Le retrait du Nigeria et de l’Afrique du Sud témoigne, selon le GAFI, des progrès significatifs accomplis dans la mise en œuvre de réformes structurelles et juridiques destinées à renforcer la transparence financière. Ces améliorations incluent un meilleur contrôle des flux bancaires, une supervision accrue des institutions financières et un renforcement de la coopération internationale en matière d’enquêtes.
Pour Pretoria et Abuja, cette décision représente une bouffée d’oxygène économique.

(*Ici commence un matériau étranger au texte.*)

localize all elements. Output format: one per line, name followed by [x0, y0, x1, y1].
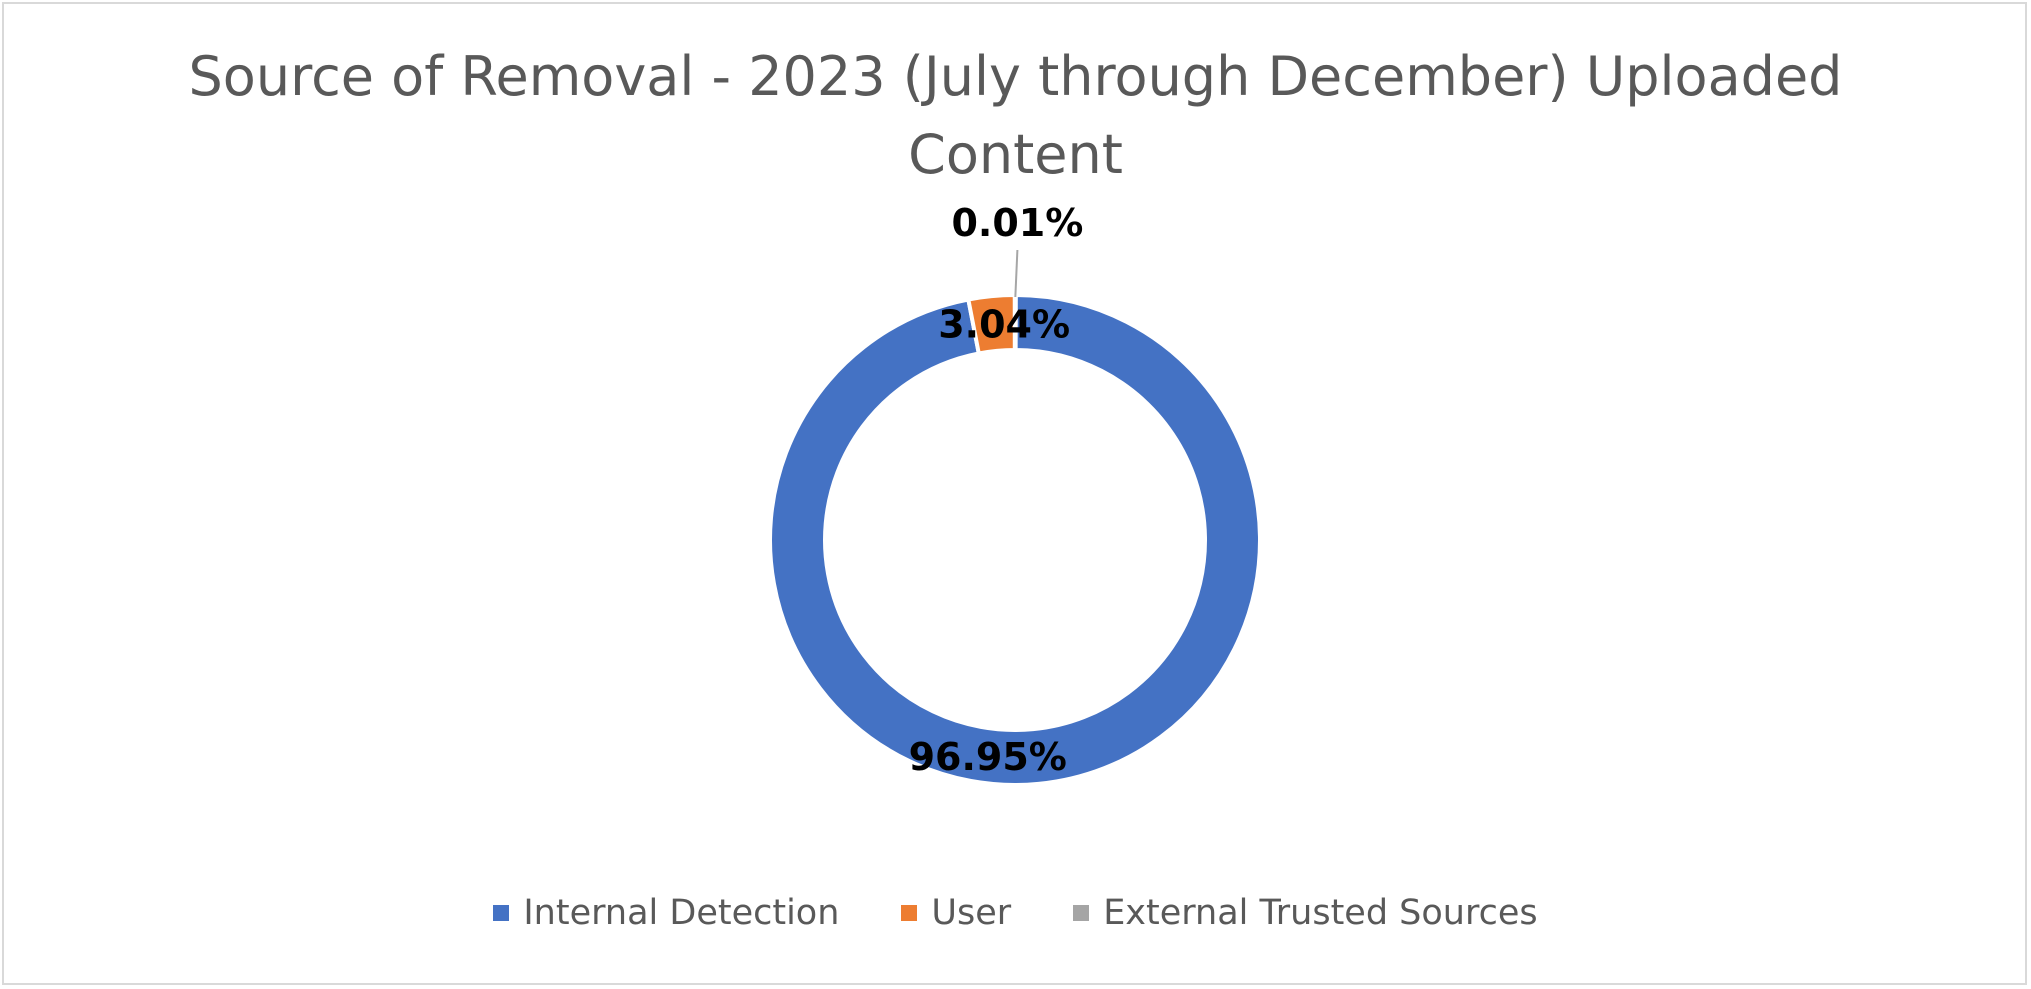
- chart-title-line-1: Source of Removal - 2023 (July through D…: [188, 45, 1843, 108]
- legend-item-user: User: [901, 893, 1011, 933]
- leader-lines: [1014, 249, 1019, 298]
- leader-line-external-trusted-sources: [1014, 249, 1019, 298]
- chart-title: Source of Removal - 2023 (July through D…: [0, 38, 2031, 194]
- data-label-external-trusted-sources: 0.01%: [951, 201, 1083, 245]
- legend-label-user: User: [931, 893, 1012, 933]
- legend-swatch-internal-detection: [493, 905, 510, 921]
- legend-label-internal-detection: Internal Detection: [523, 893, 840, 933]
- legend-swatch-external-trusted-sources: [1073, 905, 1090, 921]
- data-label-internal-detection: 96.95%: [909, 735, 1067, 779]
- chart-legend: Internal Detection User External Trusted S…: [0, 893, 2031, 933]
- data-label-user: 3.04%: [938, 303, 1070, 347]
- legend-item-external-trusted-sources: External Trusted Sources: [1073, 893, 1538, 933]
- slice-internal-detection: [768, 292, 1262, 787]
- donut-slices: [768, 292, 1262, 787]
- legend-item-internal-detection: Internal Detection: [493, 893, 839, 933]
- data-labels: 96.95% 3.04% 0.01%: [909, 201, 1084, 779]
- legend-label-external-trusted-sources: External Trusted Sources: [1103, 893, 1538, 933]
- legend-swatch-user: [901, 905, 918, 921]
- chart-title-line-2: Content: [908, 123, 1123, 186]
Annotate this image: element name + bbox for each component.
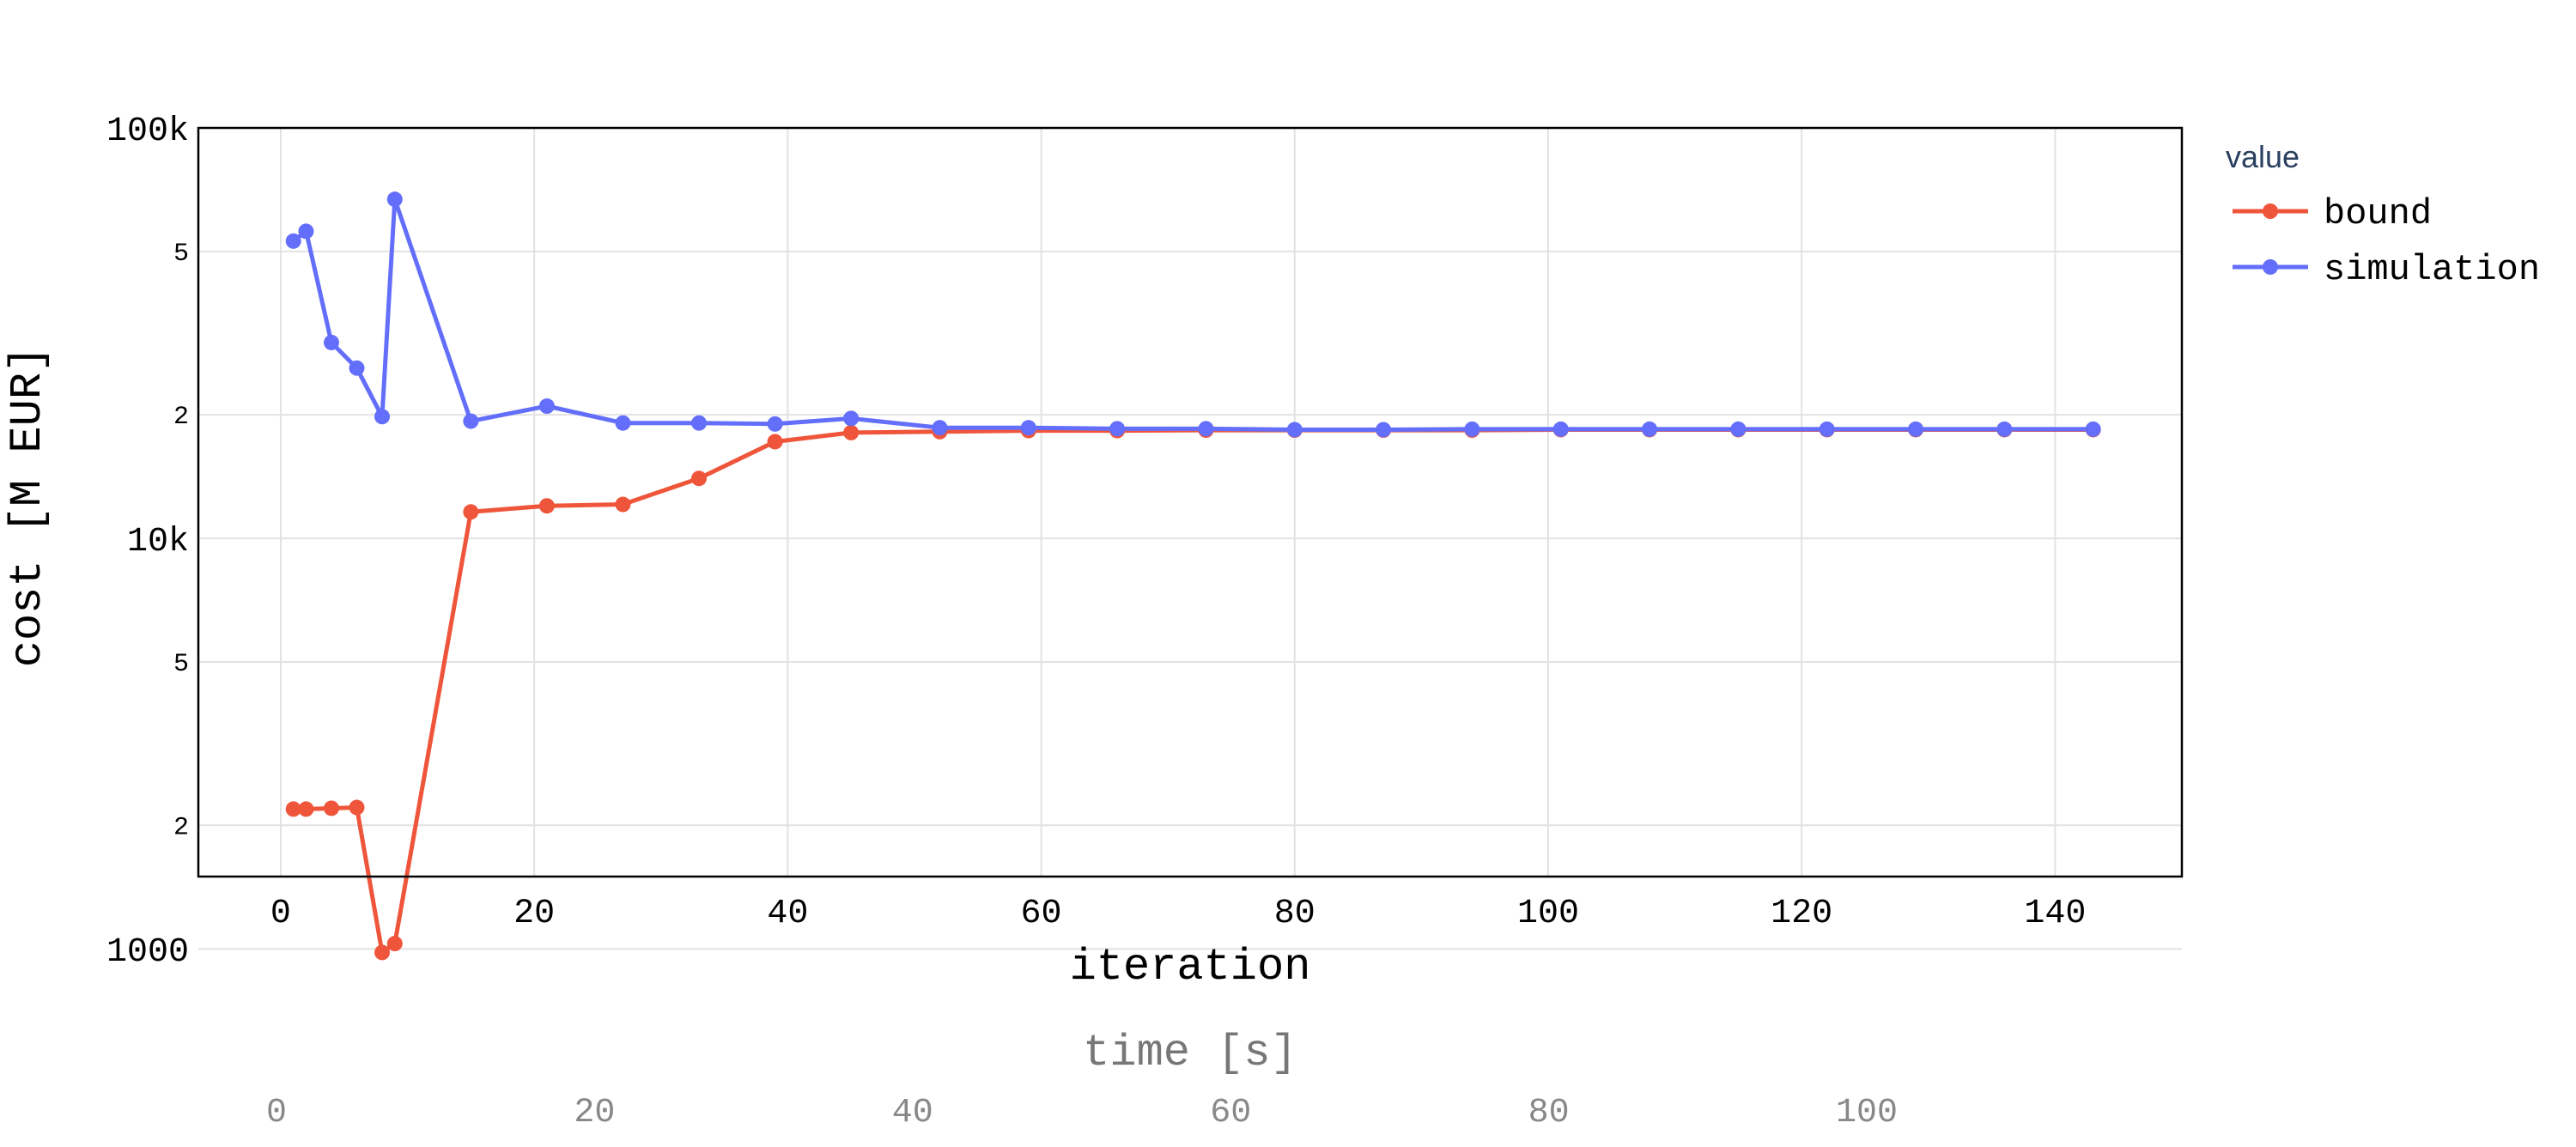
data-point-simulation <box>1908 421 1924 437</box>
legend-swatch-marker <box>2263 203 2278 219</box>
x-axis-label: iteration <box>1070 942 1311 992</box>
series-layer <box>285 191 2101 961</box>
data-point-simulation <box>1552 421 1569 437</box>
data-point-simulation <box>1819 421 1835 437</box>
legend-label: bound <box>2324 193 2432 234</box>
x-axis-ticks: 0 20 40 60 80 100 120 140 <box>270 895 2086 933</box>
data-point-bound <box>538 498 555 514</box>
x-tick-label: 0 <box>270 895 291 933</box>
y-minor-tick-label: 2 <box>173 403 189 432</box>
y-axis-ticks: 1000 10k 100k 2 5 2 5 <box>106 112 189 972</box>
secondary-x-tick-label: 100 <box>1836 1094 1898 1132</box>
data-point-simulation <box>285 233 301 249</box>
data-point-simulation <box>323 334 339 350</box>
data-point-bound <box>615 496 631 513</box>
data-point-simulation <box>1020 420 1036 436</box>
data-point-simulation <box>298 223 314 240</box>
plot-frame <box>197 126 2184 878</box>
data-point-bound <box>374 944 391 961</box>
data-point-simulation <box>1198 421 1214 437</box>
data-point-bound <box>843 424 860 440</box>
legend-label: simulation <box>2324 249 2540 290</box>
data-point-simulation <box>691 415 708 431</box>
data-point-bound <box>323 800 339 816</box>
data-point-simulation <box>767 416 783 432</box>
data-point-simulation <box>615 415 631 431</box>
series-line-simulation <box>292 197 2093 432</box>
x-tick-label: 80 <box>1274 895 1315 933</box>
data-point-simulation <box>374 409 391 425</box>
secondary-x-tick-label: 60 <box>1210 1094 1251 1132</box>
y-minor-tick-label: 2 <box>173 813 189 842</box>
legend: value bound simulation <box>2226 139 2540 290</box>
data-point-simulation <box>1286 422 1303 438</box>
series-simulation <box>285 191 2101 438</box>
data-point-simulation <box>932 420 948 436</box>
data-point-simulation <box>843 410 860 427</box>
secondary-x-tick-label: 40 <box>892 1094 933 1132</box>
data-point-simulation <box>349 360 365 376</box>
data-point-simulation <box>1996 421 2013 437</box>
data-point-simulation <box>538 398 555 415</box>
x-tick-label: 40 <box>767 895 808 933</box>
data-point-simulation <box>1109 421 1126 437</box>
legend-item-bound[interactable]: bound <box>2233 193 2432 234</box>
y-axis-label: cost [M EUR] <box>3 346 53 667</box>
secondary-x-axis-label: time [s] <box>1083 1028 1297 1078</box>
data-point-bound <box>285 801 301 817</box>
y-minor-tick-label: 5 <box>173 650 189 679</box>
x-tick-label: 60 <box>1021 895 1062 933</box>
data-point-simulation <box>1464 421 1480 437</box>
y-major-tick-label: 10k <box>127 523 189 561</box>
data-point-bound <box>691 470 708 487</box>
data-point-simulation <box>2085 421 2101 437</box>
data-point-bound <box>767 434 783 450</box>
x-tick-label: 20 <box>513 895 555 933</box>
y-major-tick-label: 1000 <box>106 933 189 972</box>
data-point-simulation <box>463 413 479 429</box>
grid <box>198 127 2182 950</box>
secondary-x-axis-ticks: 0 20 40 60 80 100 <box>266 1094 1898 1132</box>
legend-title: value <box>2226 139 2300 174</box>
data-point-simulation <box>1730 421 1747 437</box>
data-point-bound <box>349 799 365 816</box>
data-point-bound <box>386 936 403 952</box>
secondary-x-tick-label: 20 <box>574 1094 615 1132</box>
secondary-x-tick-label: 80 <box>1528 1094 1570 1132</box>
x-tick-label: 120 <box>1771 895 1832 933</box>
legend-swatch-marker <box>2263 259 2278 275</box>
legend-item-simulation[interactable]: simulation <box>2233 249 2540 290</box>
x-tick-label: 140 <box>2024 895 2086 933</box>
y-major-tick-label: 100k <box>106 112 189 151</box>
data-point-simulation <box>1642 421 1658 437</box>
secondary-x-tick-label: 0 <box>266 1094 287 1132</box>
data-point-simulation <box>386 191 403 208</box>
y-minor-tick-label: 5 <box>173 240 189 269</box>
data-point-bound <box>463 504 479 520</box>
data-point-simulation <box>1376 422 1392 438</box>
x-tick-label: 100 <box>1517 895 1579 933</box>
data-point-bound <box>298 801 314 817</box>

Être retiré de la liste grise pourrait faciliter les entrées de capitaux étrangers, réduire les coûts d’emprunt et restaurer la confiance des investisseurs. Ces deux pays avaient été inscrits sur la liste du GAFI en 2023, un classement qui avait freiné leurs transactions internationales et terni leur réputation financière.
Le GAFI, organisme basé à Paris, a également publié de nouveaux commentaires sur d’autres États placés sous surveillance, notamment l’Iran. Cette réévaluation mondiale s’inscrit dans un contexte de lutte renforcée contre les circuits financiers illicites et les paradis fiscaux.